To Oslo on the Bergen Railway

 After breakfast on Wednesday, August 3rd, we caught the Flåmsbana for the last time, riding the few minutes to Myrdal, where we had about an hour wait (actually longer, since there was a delay) for the train from Bergen to Oslo.  Like the Flåm Railway, the Bergensbanen is famously scenic.  At this latitude, the treeline is much lower than in, say, Switzerland, so the train passes through a treeless sort of tundra.  I had bought the tickets at home on the Vy (Norwegian railroad) website, and downloaded the Vy app, which proved very useful in handling our various Flåmsbana rides.  I also downloaded the apps for Helsinki and Stockholm transit, but had trouble using the former and turned out to have no need for the latter.  Eventually, the train arrived and we spent five hours or so getting to Oslo Central Station.

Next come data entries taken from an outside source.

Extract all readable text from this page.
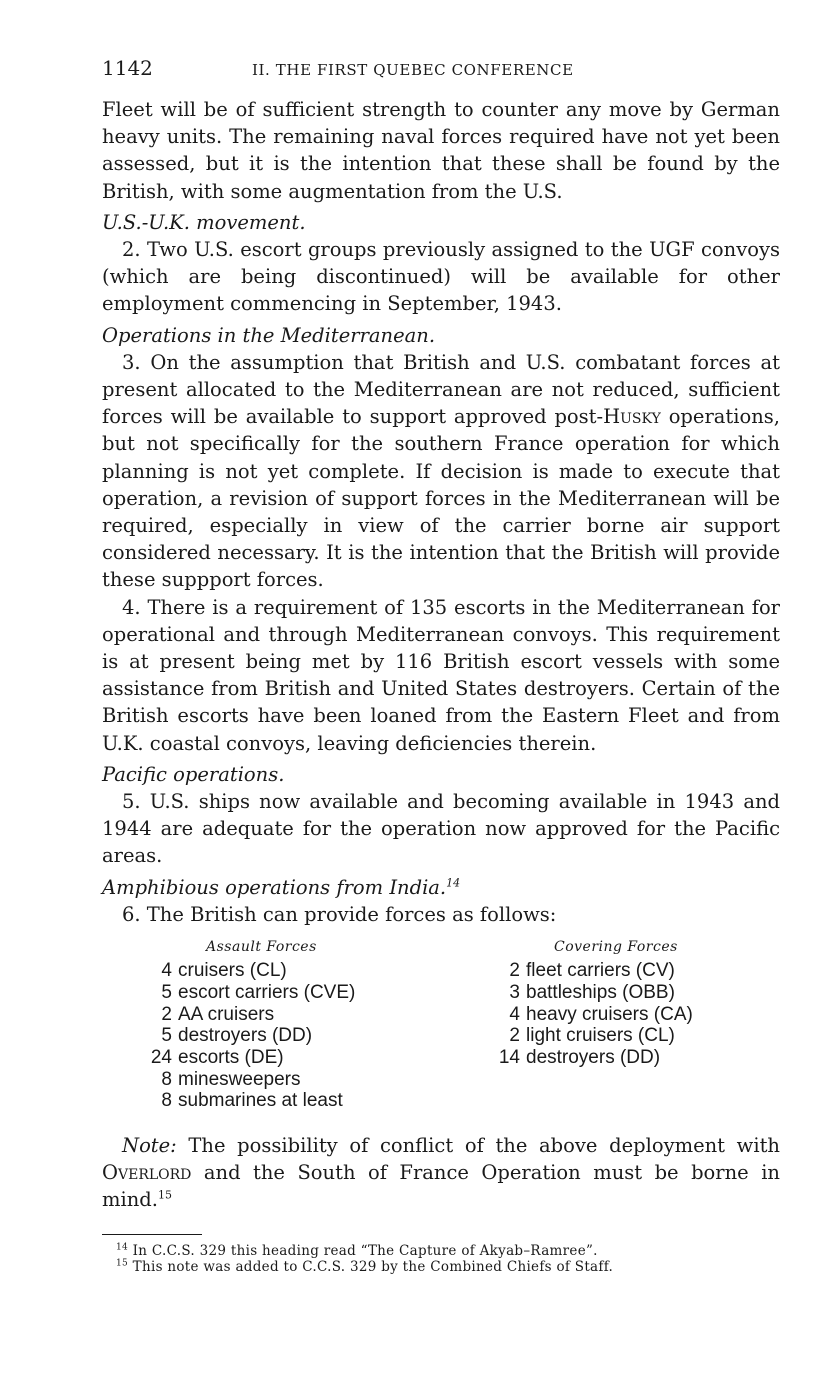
1142	II. THE FIRST QUEBEC CONFERENCE

Fleet will be of sufficient strength to counter any move by German heavy units. The remaining naval forces required have not yet been assessed, but it is the intention that these shall be found by the British, with some augmentation from the U.S.

U.S.-U.K. movement.

2. Two U.S. escort groups previously assigned to the UGF convoys (which are being discontinued) will be available for other employment commencing in September, 1943.

Operations in the Mediterranean.

3. On the assumption that British and U.S. combatant forces at present allocated to the Mediterranean are not reduced, sufficient forces will be available to support approved post-Husky operations, but not specifically for the southern France operation for which planning is not yet complete. If decision is made to execute that operation, a revision of support forces in the Mediterranean will be required, especially in view of the carrier borne air support considered necessary. It is the intention that the British will provide these suppport forces.

4. There is a requirement of 135 escorts in the Mediterranean for operational and through Mediterranean convoys. This requirement is at present being met by 116 British escort vessels with some assistance from British and United States destroyers. Certain of the British escorts have been loaned from the Eastern Fleet and from U.K. coastal convoys, leaving deficiencies therein.

Pacific operations.

5. U.S. ships now available and becoming available in 1943 and 1944 are adequate for the operation now approved for the Pacific areas.

Amphibious operations from India.$^{14}$

6. The British can provide forces as follows:

Assault Forces
4 cruisers (CL)
5 escort carriers (CVE)
2 AA cruisers
5 destroyers (DD)
24 escorts (DE)
8 minesweepers
8 submarines at least
Covering Forces
2 fleet carriers (CV)
3 battleships (OBB)
4 heavy cruisers (CA)
2 light cruisers (CL)
14 destroyers (DD)

Note: The possibility of conflict of the above deployment with Overlord and the South of France Operation must be borne in mind.$^{15}$

$^{14}$ In C.C.S. 329 this heading read “The Capture of Akyab–Ramree”.
$^{15}$ This note was added to C.C.S. 329 by the Combined Chiefs of Staff.
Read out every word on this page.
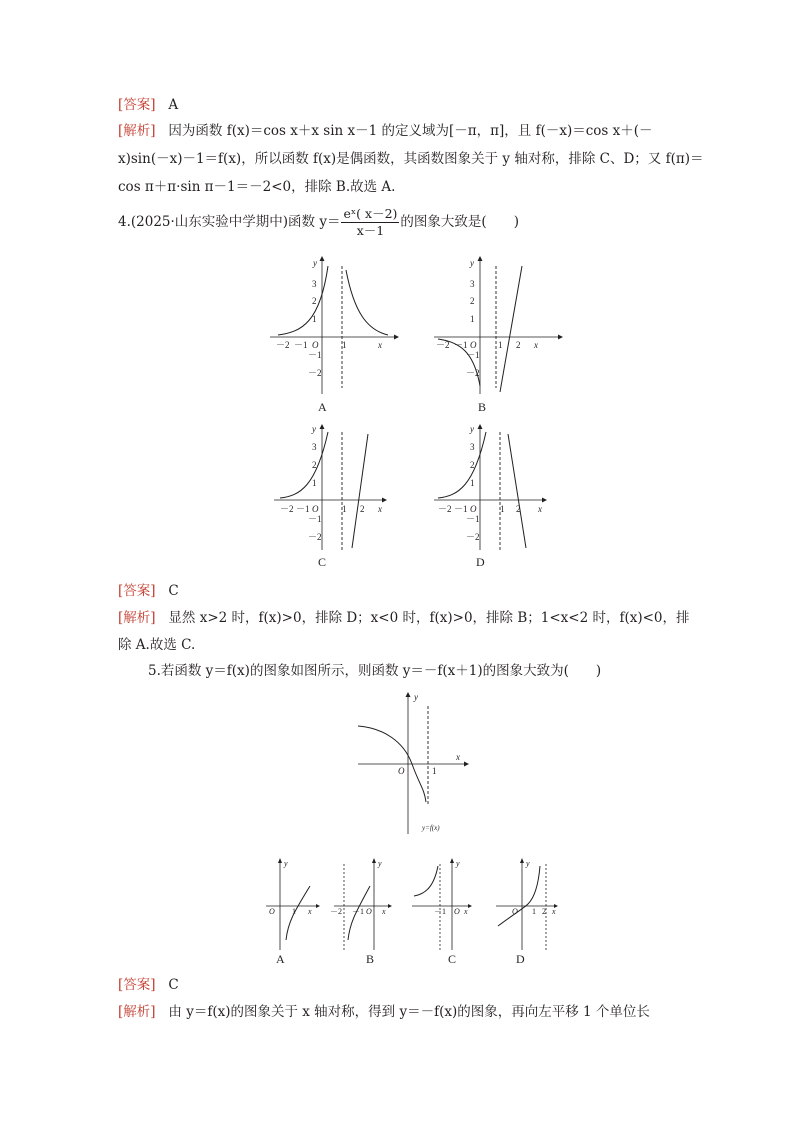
[答案] A
[解析] 因为函数 f(x)＝cos x＋x sin x－1 的定义域为[－π，π]，且 f(－x)＝cos x＋(－
x)sin(－x)－1＝f(x)，所以函数 f(x)是偶函数，其函数图象关于 y 轴对称，排除 C、D；又 f(π)＝
cos π＋π·sin π－1＝－2<0，排除 B.故选 A.
4.(2025·山东实验中学期中)函数 $y= \frac{\text{eˣ( x－2)}}{x-1}$ 的图象大致是(　　)
－2 －1 O	1	x
y
3
2
1
－1
－2
A
－2 －1 O 1 2 x
y
3
2
1
－1
－2
B
－2 －1 O	1 2 x
y
3
2
1
－1
－2
C
－2 －1 O	1 2 x
y
3
2
1
－1
－2
D
[答案] C
[解析] 显然 x>2 时，f(x)>0，排除 D；x<0 时，f(x)>0，排除 B；1<x<2 时，f(x)<0，排
除 A.故选 C.
5.若函数 y＝f(x)的图象如图所示，则函数 y＝－f(x＋1)的图象大致为(　　)
y
x
O	1
y=f(x)
O 1 x
y
A
－2 －1 O x
y
B
－1 O x
y
C
O 1 2 x
y
D
[答案] C
[解析] 由 y＝f(x)的图象关于 x 轴对称，得到 y＝－f(x)的图象，再向左平移 1 个单位长
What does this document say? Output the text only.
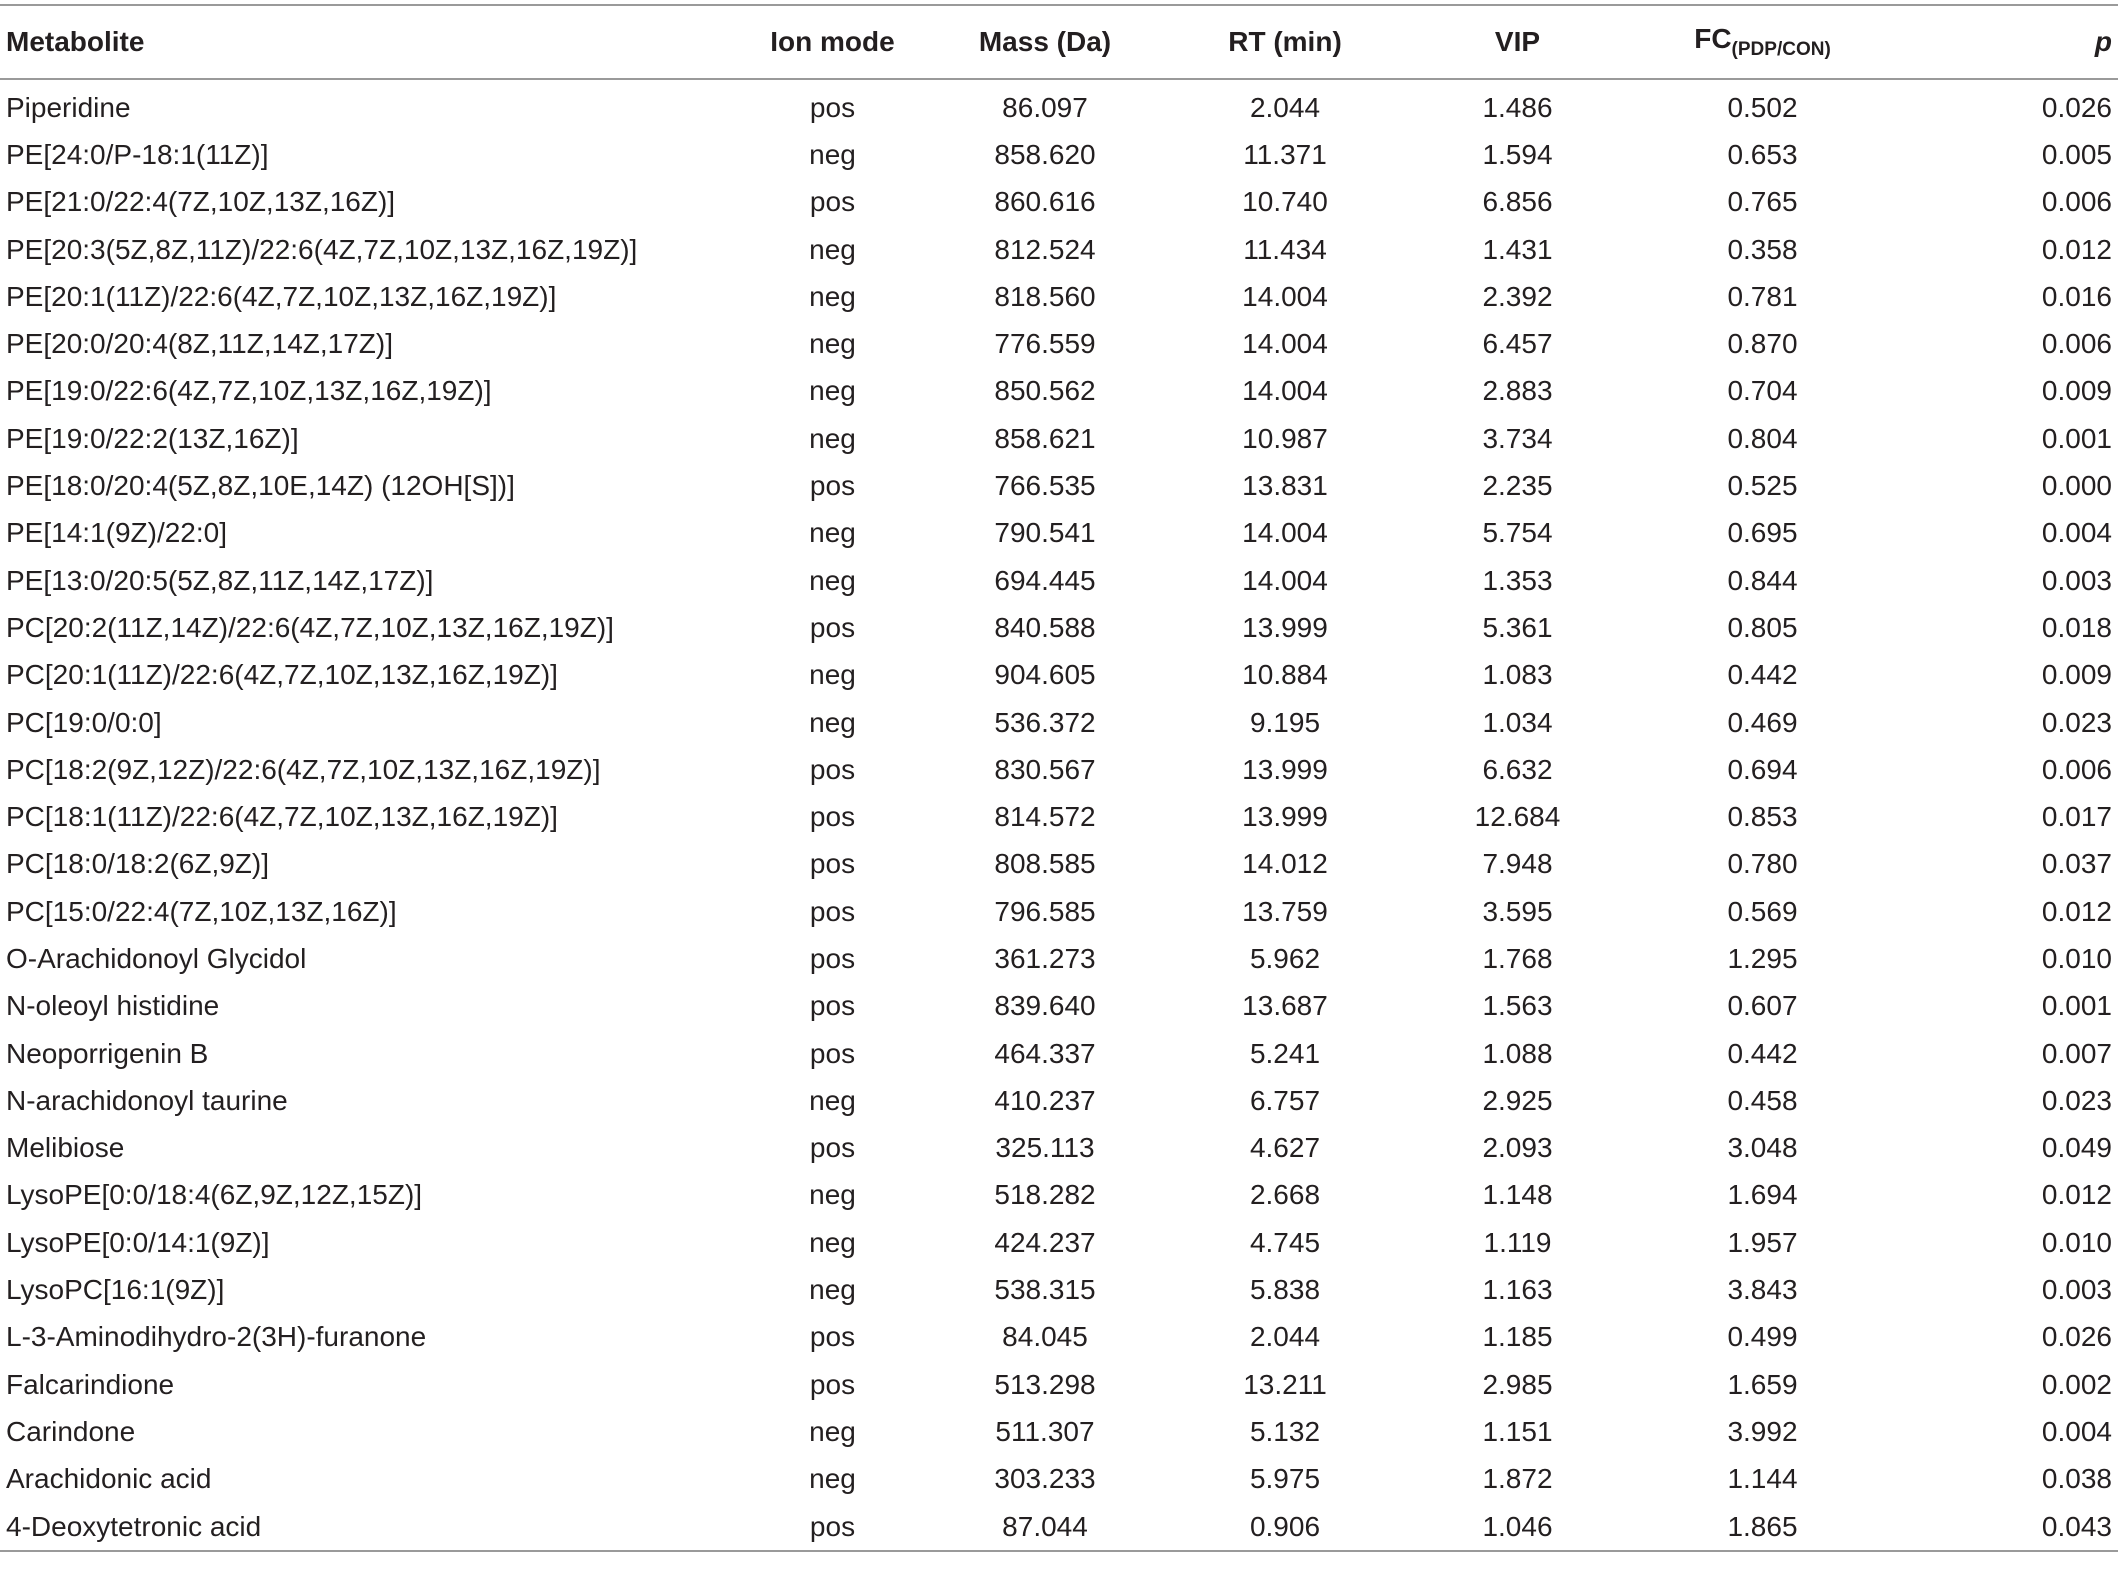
Metabolite	Ion mode	Mass (Da)	RT (min)	VIP	$FC_{(PDP/CON)}$	p
Piperidine	pos	86.097	2.044	1.486	0.502	0.026
PE[24:0/P-18:1(11Z)]	neg	858.620	11.371	1.594	0.653	0.005
PE[21:0/22:4(7Z,10Z,13Z,16Z)]	pos	860.616	10.740	6.856	0.765	0.006
PE[20:3(5Z,8Z,11Z)/22:6(4Z,7Z,10Z,13Z,16Z,19Z)]	neg	812.524	11.434	1.431	0.358	0.012
PE[20:1(11Z)/22:6(4Z,7Z,10Z,13Z,16Z,19Z)]	neg	818.560	14.004	2.392	0.781	0.016
PE[20:0/20:4(8Z,11Z,14Z,17Z)]	neg	776.559	14.004	6.457	0.870	0.006
PE[19:0/22:6(4Z,7Z,10Z,13Z,16Z,19Z)]	neg	850.562	14.004	2.883	0.704	0.009
PE[19:0/22:2(13Z,16Z)]	neg	858.621	10.987	3.734	0.804	0.001
PE[18:0/20:4(5Z,8Z,10E,14Z) (12OH[S])]	pos	766.535	13.831	2.235	0.525	0.000
PE[14:1(9Z)/22:0]	neg	790.541	14.004	5.754	0.695	0.004
PE[13:0/20:5(5Z,8Z,11Z,14Z,17Z)]	neg	694.445	14.004	1.353	0.844	0.003
PC[20:2(11Z,14Z)/22:6(4Z,7Z,10Z,13Z,16Z,19Z)]	pos	840.588	13.999	5.361	0.805	0.018
PC[20:1(11Z)/22:6(4Z,7Z,10Z,13Z,16Z,19Z)]	neg	904.605	10.884	1.083	0.442	0.009
PC[19:0/0:0]	neg	536.372	9.195	1.034	0.469	0.023
PC[18:2(9Z,12Z)/22:6(4Z,7Z,10Z,13Z,16Z,19Z)]	pos	830.567	13.999	6.632	0.694	0.006
PC[18:1(11Z)/22:6(4Z,7Z,10Z,13Z,16Z,19Z)]	pos	814.572	13.999	12.684	0.853	0.017
PC[18:0/18:2(6Z,9Z)]	pos	808.585	14.012	7.948	0.780	0.037
PC[15:0/22:4(7Z,10Z,13Z,16Z)]	pos	796.585	13.759	3.595	0.569	0.012
O-Arachidonoyl Glycidol	pos	361.273	5.962	1.768	1.295	0.010
N-oleoyl histidine	pos	839.640	13.687	1.563	0.607	0.001
Neoporrigenin B	pos	464.337	5.241	1.088	0.442	0.007
N-arachidonoyl taurine	neg	410.237	6.757	2.925	0.458	0.023
Melibiose	pos	325.113	4.627	2.093	3.048	0.049
LysoPE[0:0/18:4(6Z,9Z,12Z,15Z)]	neg	518.282	2.668	1.148	1.694	0.012
LysoPE[0:0/14:1(9Z)]	neg	424.237	4.745	1.119	1.957	0.010
LysoPC[16:1(9Z)]	neg	538.315	5.838	1.163	3.843	0.003
L-3-Aminodihydro-2(3H)-furanone	pos	84.045	2.044	1.185	0.499	0.026
Falcarindione	pos	513.298	13.211	2.985	1.659	0.002
Carindone	neg	511.307	5.132	1.151	3.992	0.004
Arachidonic acid	neg	303.233	5.975	1.872	1.144	0.038
4-Deoxytetronic acid	pos	87.044	0.906	1.046	1.865	0.043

We walked from the station up the Karl Johans Gate (the main, largely pedestrianized, promenade to the Royal Palace) then up a block to our hotel, the Hotel Bristol.  This was the nicest hotel on the trip, and the the staff was very cordial and helpful: when we said that we would miss breakfast, because we would have to leave very early to catch our 5:54 train to the airport, they immediately offered to provide a box breakfast at 5:30.


It was raining, on and off, and cool.  We got a late lunch (sandwiches) around the corner at United Bakeries (okay, but not as good as the sandwiches we had in Flåm).  Then, we followed, more or less, part of the walking tour in Rick Steves's Scandinavia guidebook.  There was a pro-Ukrainian demonstration at the parliament building.  We couldn't get into the 1930s art deco city hall.  













We followed the Harbor Promenade around Akershus fortress to the modern Opera House, and walked up onto the roof.














We had trouble figuring out where to have dinner, but settled on the Grand Café (where the playwright Henrik Ibsen had eaten lunch every day, back in the nineteenth century).  We had a decent dinner out on the terrace facing Karl Johans Gate (gate, Norwegian for “street,” not the English “gate”).